With a new president in office and new prime minister and his government about to enter office, this is where we find ourselves today. Six takeaways as I survey the scene:
First, there is a great deal of anger in Greece – not only at Macedonia, but at each other. There are many accusations flying back and forth. Former Greek foreign minister Nikos Kotzias is accusing the current government of New Democracy of failures on many fronts regarding the implementation of the so-called Prespa agreement. While Macedonia has been busy changing documents, signs, currency, and much more, the Greeks have been doing nothing. The anger and the accusations will continue to grow.
Second, there is a great deal of criticism of the EU and the SDSM/DUI government – and that criticism is from NGOs, former diplomats, journalists, and signers of the so-called Prespa agreement. Whereas these individuals never really criticized the former government when it was in power, and whereas certain voices in and out of Macedonia – mine included – said that what the former government was doing was going to be bad for Macedonia and for the EU’s credibility, no one listened to us. Now that they are out of government and now that SDSM/DUI is out of government, they feel free to tell the world what they really think which is the opposite of what they thought and said in 2018/2019.
Third, there are many who supported both the so-called Prespa agreement and Bulgaria’s demands toward Macedonia who are, right now, retrospectively analyzing what their support concluding that, perhaps, they were wrong.
Fourth, Ali Ahmeti and his DUI party are furious at not being back in power so that they can continue with their corruption and are threatening everything short of violence (for now). This will continue to weaken Ahmeti and DUI, which is good news for Macedonia, and the region.
Fifth, the US and the EU, for the most part, seem to be fine – for the time being – with the course of events. They seem to understand that, while the new president and incoming government will continue to call the country, Macedonia, they will adhere to the so-called Prespa agreement when it comes to documents, etc.
Sixth, the vast majority of Macedonia’s citizens, regardless of ethnic background, are more interested in what the new government will do on the economy, rooting out corruption, planning for the new school year in September, etc.

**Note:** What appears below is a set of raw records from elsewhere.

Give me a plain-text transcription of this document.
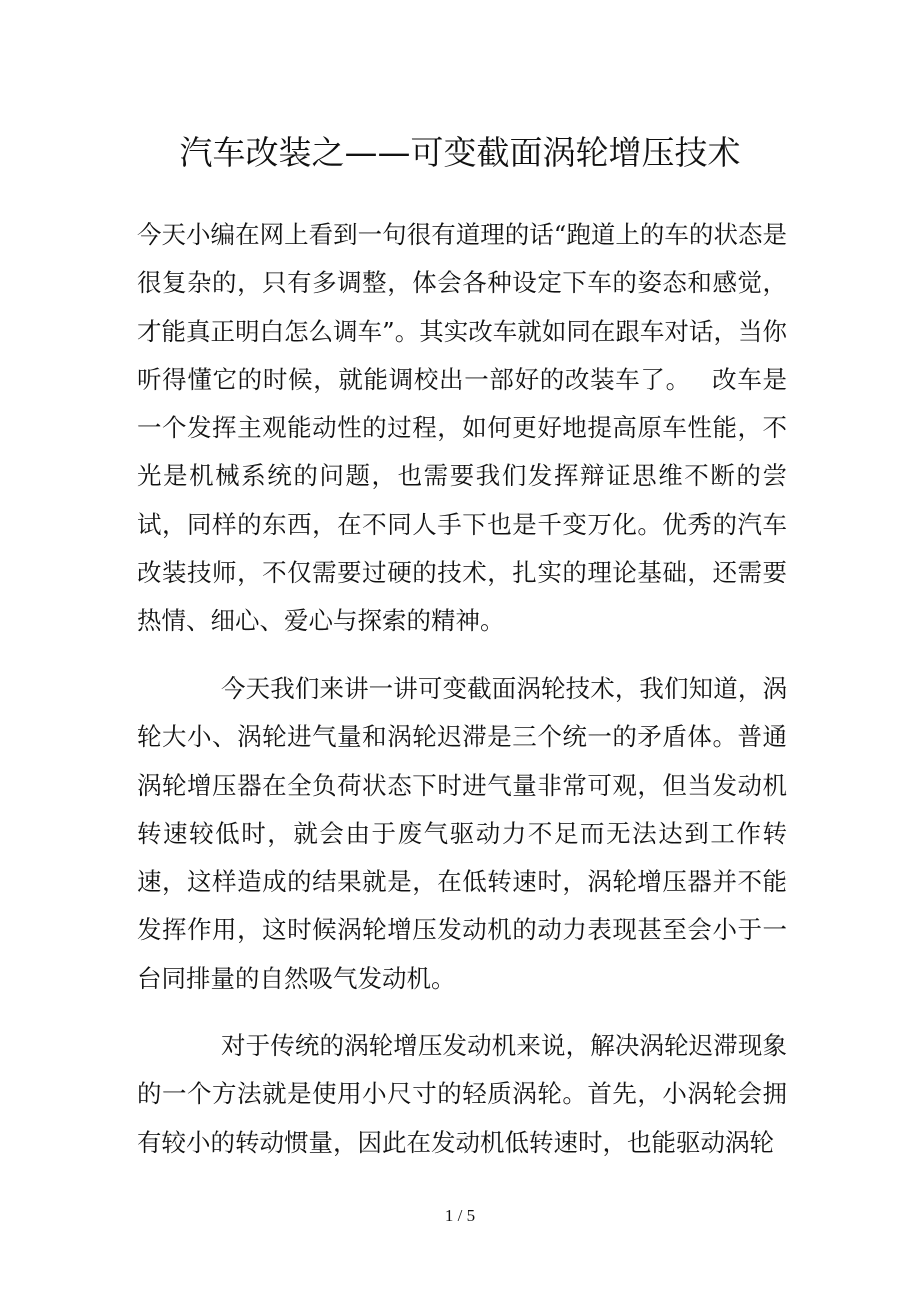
汽车改装之——可变截面涡轮增压技术

今天小编在网上看到一句很有道理的话“跑道上的车的状态是很复杂的，只有多调整，体会各种设定下车的姿态和感觉，才能真正明白怎么调车”。其实改车就如同在跟车对话，当你听得懂它的时候，就能调校出一部好的改装车了。　 改车是一个发挥主观能动性的过程，如何更好地提高原车性能，不光是机械系统的问题，也需要我们发挥辩证思维不断的尝试，同样的东西，在不同人手下也是千变万化。优秀的汽车改装技师，不仅需要过硬的技术，扎实的理论基础，还需要热情、细心、爱心与探索的精神。

今天我们来讲一讲可变截面涡轮技术，我们知道，涡轮大小、涡轮进气量和涡轮迟滞是三个统一的矛盾体。普通涡轮增压器在全负荷状态下时进气量非常可观，但当发动机转速较低时，就会由于废气驱动力不足而无法达到工作转速，这样造成的结果就是，在低转速时，涡轮增压器并不能发挥作用，这时候涡轮增压发动机的动力表现甚至会小于一台同排量的自然吸气发动机。

对于传统的涡轮增压发动机来说，解决涡轮迟滞现象的一个方法就是使用小尺寸的轻质涡轮。首先，小涡轮会拥有较小的转动惯量，因此在发动机低转速时，也能驱动涡轮

1 / 5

In other words, important issues focusing on the day-to-day lives of everyone in Macedonia. Issues such as the “European orientation” of Macedonia are not in question – of course Macedonians – and the new government – are oriented towards Europe. The question is how to achieve that and, since the new government has a strong democratic mandate from the people, best to give them a chance with implementing their agenda.
Finally, let me end with this fascinating analysis on X from German journalist Michael Martens (who writes for Frankfurter Allgemeine Zeitung and has been covering the Balkans for decades), which is very revealing:
(Macedonian flag emoji) future Prime Minister Mickoski can only be encouraged to reject the conditions of the EU and Bulgaria for starting accession talks. He would be a fool to trust the EU, Paris or Berlin and change his country's constitution for a non-existent “EU-perspective.”
For good reasons. Investing in a EU membership perspective today is like investing in, say, Greek state bonds in 2010. Not a good idea, unless you want to waste time and money.
It is therefore understandable that Hristijan Mickoski, the newly elected (potential) future Prime Minister of North Macedonia, is unwilling to meet Bulgaria's EU-backed preconditions for starting EU accession talks.
Sofia demands North Macedonia must first write its own country’s Bulgarian minority into the preamble of its constitution before it can even begin accession talks. There is good reason to be skeptical in Skopje about this demand. Because this would not be the end.
There is already an entire catalog of (sometimes historically grotesque) further demands which Bulgaria is ready to inflict on its neighboring country. If North Macedonia gives in now, it will only open the door to a cascade of further blackmail in the years to come.
One can therefore only encourage the incoming government in Skopje not to give in. As a responsible leader, Mickoski cannot agree to a policy which leads to a dead end.
His coalition partners will hopefully understand that a dead end is a dead end for everyone, regardless of ethnicity.
Going forward, Greece and Bulgaria, primarily, will continue to paint this as Macedonia going back on its word, Russian involvement, the lack of a European commitment, etc. And both will continue to tell Macedonia, in so many words, “we are in the EU club and you are not so you must do what we say.”
Ali Ahmeti will continue to demand that he and his party be in government and may, still yet return to the violence which brought him into the Macedonian political scene after he failed to split the country in two in 2001. He is a violent man by nature.
The international community, primarily the US and EU, will continue to take a wait and see attitude, choosing to focus on concrete results in the fight against corruption, upholding the rule of law, and in the economy.
For now, let’s give the incoming government an opportunity to do what they said they would do.
Very well written and researched analysis of the situation in Macedonia.